After scouring the internet and reference books for a couple of days I couldn't really find an answer to the current problem I am trying to solve. Lets say that I want to construct a confidence interval of a mean for a sample using the bootstrap method. The mean will represent the expected number of trials before the first success (Geometric Distribution). However, the data I have only consists of the total number of successes and total number of trials. I don't have access to the separate trials. My current approach to this problem is:
- Generate a random binary set that consists of successes as ones and failures (number of trials - number of successes) as zeros.
- For B times, sample from the generated binary set to create a bootstrap resample of the same size.
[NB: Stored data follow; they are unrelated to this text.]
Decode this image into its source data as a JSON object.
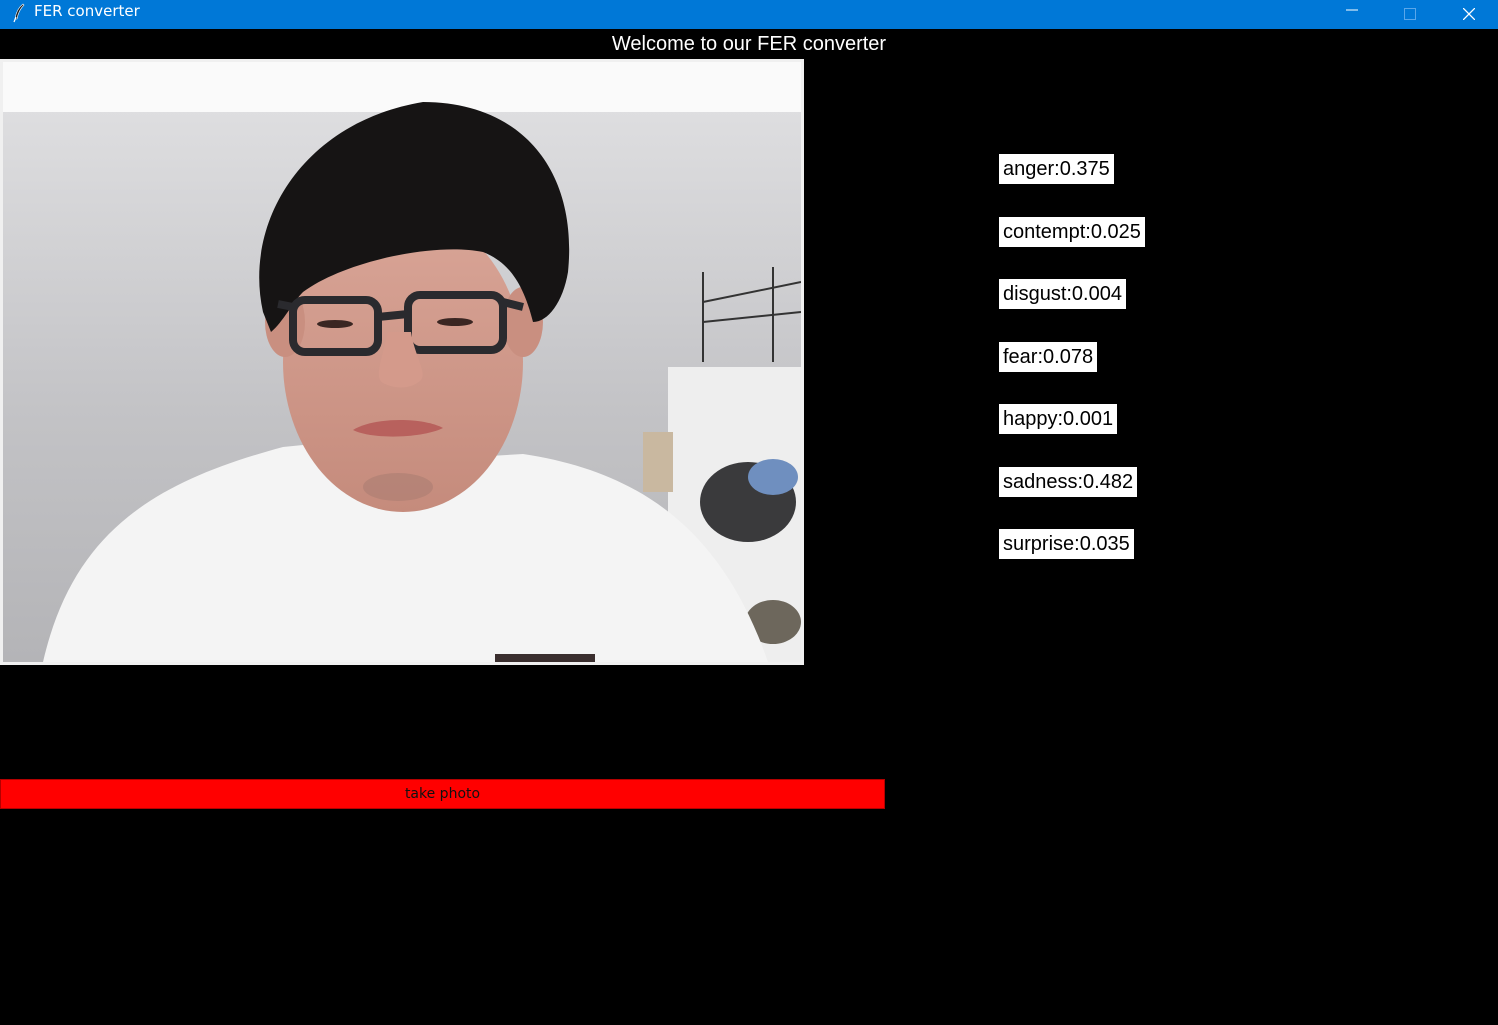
{
  "window": {
    "title": "FER converter",
    "controls": [
      "minimize-icon",
      "maximize-icon",
      "close-icon"
    ],
    "titlebar_color": "#0078d7"
  },
  "header": {
    "welcome": "Welcome to our FER converter"
  },
  "camera": {
    "content": "webcam photo of a person"
  },
  "emotions": [
    {
      "label": "anger:0.375"
    },
    {
      "label": "contempt:0.025"
    },
    {
      "label": "disgust:0.004"
    },
    {
      "label": "fear:0.078"
    },
    {
      "label": "happy:0.001"
    },
    {
      "label": "sadness:0.482"
    },
    {
      "label": "surprise:0.035"
    }
  ],
  "actions": {
    "take_photo": "take photo",
    "button_color": "#ff0000"
  }
}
- For each of these B resamples calculate the probability of success $p\_{mle}$ using the Maximum Likelihood Estimate for the Geometric Distribution. Then find the mean using $\frac{1}{p\_{mle}}$ to create a bootstrap distribution.
- Then I construct the confidence interval by finding the respective percentiles of the bootstrap distribution of the means.
So the problem I have with this is that I am not sure if it's correct to be able to generate a random binary variable and assume that is a good representation of the original sample. Also, is it okay to transform the bootstrap sample?
Any advice would be appreciated! Thanks in advance.
This seems like a good fit for parametric bootstrap. You can estimate $p$ in your sample by $\hat{p}$ (for example the MLE would be a good choice) and you can then sample from a geometric distribution with parameter $\hat{p}$ to generate your bootstrap samples. You know the size of your sample (because that is simply the number of successes you have) and this should also be the size of your bootstrap samples.
In point 1 of your procedure you do not make it so clear what you mean by "random binary set".